The restaurant, we liked to think, was the perfect place for us. It was the type that had cloth napkins, Spode silverware, a decent wine list, and well-dressed people who were also on the younger side and starting their adult lives just like we were. We would leave the restaurant well before they dimmed the lights, as we no longer drank and danced so much as we did when we were undergrads in college. We had moved on, because it was our disposition to do so. But at night, by the time I’d be cozened up to my boyfriend in bed, the restaurant would attract a more fashionable crowd. But we were fortunate enough to have moved on.

When we had been shown our seats upon entering, we ordered a nice bottle of Italian wine with some bread and olive oil for starters. I then noticed that there was this one man at the middle of the bar who didn’t seem to belong there. For one thing, he had a dark complexion, which was somewhat unusual for the restaurant, but not totally outrageous. But what’s more, he looked like an immigrant almost, not only because of his foreignness but also because of his clothes. While trying to remain tailored properly to his body, his sports jacket was too tight on him, and therefore ill-fitting. He was an overweight man approaching obesity, and he had this depressed, haggard look on him that in no way matched the ambience of the restaurant. He looked like a character who had just walked off the studio set of an old movie, like a Fatty Arbuckle, an Oliver Hardy, or a Lou Costello. I actually found him quite amusing at first, because he sat on his bar chair as immobile as a stone, and he ordered beer after beer after beer. He drank pints of Amstel Light.

When our meals came, my boyfriend and I discussed some family matters. His sister was getting married to an investment banker, and his grandmother would be celebrating her ninetieth birthday up at the family’s farm in Vermont. We would be taking the train, he said. And yet every so often, I would look beyond his shoulder and check on my project, this man I had been monitoring. By this time he tried to start a conversation with the woman tending bar. She was exquisite, by the way, and was the type of girl who would one day find herself working on Union Square. But she still had the job of serving her other customers, and so every attempt the man made at having some sort of dialogue with the woman, who had now become the object of his affections, I should think, failed miserably. She smiled at him when he spoke, and for some reason, he talked about the things you’re never supposed to talk about in bars, namely politics and religion, and this woman, who probably wasn’t interested in anything remotely connected to the gravity of the topics he discussed, had to stand there and take it all.

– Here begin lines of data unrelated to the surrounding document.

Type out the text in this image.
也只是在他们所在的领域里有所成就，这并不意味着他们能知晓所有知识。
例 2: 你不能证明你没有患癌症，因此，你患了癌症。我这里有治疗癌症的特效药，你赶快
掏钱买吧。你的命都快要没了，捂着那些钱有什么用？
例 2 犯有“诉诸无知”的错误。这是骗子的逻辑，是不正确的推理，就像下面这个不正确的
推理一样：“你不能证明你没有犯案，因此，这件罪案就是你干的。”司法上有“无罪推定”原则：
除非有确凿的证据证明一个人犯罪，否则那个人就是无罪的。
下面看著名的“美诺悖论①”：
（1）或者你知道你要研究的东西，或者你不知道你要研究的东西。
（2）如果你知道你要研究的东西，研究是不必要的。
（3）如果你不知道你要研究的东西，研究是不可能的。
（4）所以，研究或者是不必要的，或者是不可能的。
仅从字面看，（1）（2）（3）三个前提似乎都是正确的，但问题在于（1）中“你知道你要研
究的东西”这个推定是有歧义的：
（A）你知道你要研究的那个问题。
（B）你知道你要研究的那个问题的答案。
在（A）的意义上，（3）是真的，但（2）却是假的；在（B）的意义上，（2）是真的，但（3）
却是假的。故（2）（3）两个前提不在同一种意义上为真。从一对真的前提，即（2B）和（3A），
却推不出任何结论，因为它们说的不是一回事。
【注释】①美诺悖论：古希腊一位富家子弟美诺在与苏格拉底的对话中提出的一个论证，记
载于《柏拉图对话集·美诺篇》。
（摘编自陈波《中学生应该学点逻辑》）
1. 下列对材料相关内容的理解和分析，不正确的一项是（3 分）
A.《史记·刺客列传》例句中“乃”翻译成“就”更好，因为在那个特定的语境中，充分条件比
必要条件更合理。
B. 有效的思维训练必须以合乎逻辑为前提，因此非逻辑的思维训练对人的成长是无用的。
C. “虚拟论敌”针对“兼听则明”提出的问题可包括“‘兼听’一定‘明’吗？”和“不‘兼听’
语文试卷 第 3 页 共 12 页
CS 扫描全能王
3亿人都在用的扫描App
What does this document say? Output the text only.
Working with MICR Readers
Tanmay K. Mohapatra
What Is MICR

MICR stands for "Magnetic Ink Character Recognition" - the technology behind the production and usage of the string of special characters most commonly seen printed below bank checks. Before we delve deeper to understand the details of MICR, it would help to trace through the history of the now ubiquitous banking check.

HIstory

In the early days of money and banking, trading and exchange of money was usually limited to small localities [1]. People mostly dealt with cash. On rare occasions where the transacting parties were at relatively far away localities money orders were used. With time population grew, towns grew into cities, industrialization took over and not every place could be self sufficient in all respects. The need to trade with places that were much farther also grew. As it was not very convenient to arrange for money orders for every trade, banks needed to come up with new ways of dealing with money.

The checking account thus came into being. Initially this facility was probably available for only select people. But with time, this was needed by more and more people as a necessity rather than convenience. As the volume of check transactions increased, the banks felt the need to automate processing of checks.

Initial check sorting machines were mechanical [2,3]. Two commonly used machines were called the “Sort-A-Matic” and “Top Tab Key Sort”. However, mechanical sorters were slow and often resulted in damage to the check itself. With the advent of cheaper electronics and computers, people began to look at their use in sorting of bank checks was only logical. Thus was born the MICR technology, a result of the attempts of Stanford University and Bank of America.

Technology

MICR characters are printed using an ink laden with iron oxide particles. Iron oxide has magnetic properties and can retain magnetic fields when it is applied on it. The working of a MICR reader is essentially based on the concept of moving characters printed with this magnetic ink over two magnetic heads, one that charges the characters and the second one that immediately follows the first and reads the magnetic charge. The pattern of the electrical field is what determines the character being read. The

Soon his voice grew louder every time she came by to serve him. I overheard him talking about women and their nature, the daily newspapers and what they had printed, political conflicts in third world countries, and the supposed sorry state of American literature. She was flabbergasted and had to move away from him frequently just to avoid talking to him. But she did return every so often to serve him his pints of beer. Soon after, though, she would quickly move to the other side of the bar, finding relief and comfort in the other customers who hopefully didn’t talk about the same frightful things. And the man looked on quite jealously as she paid more attention to the others and not him.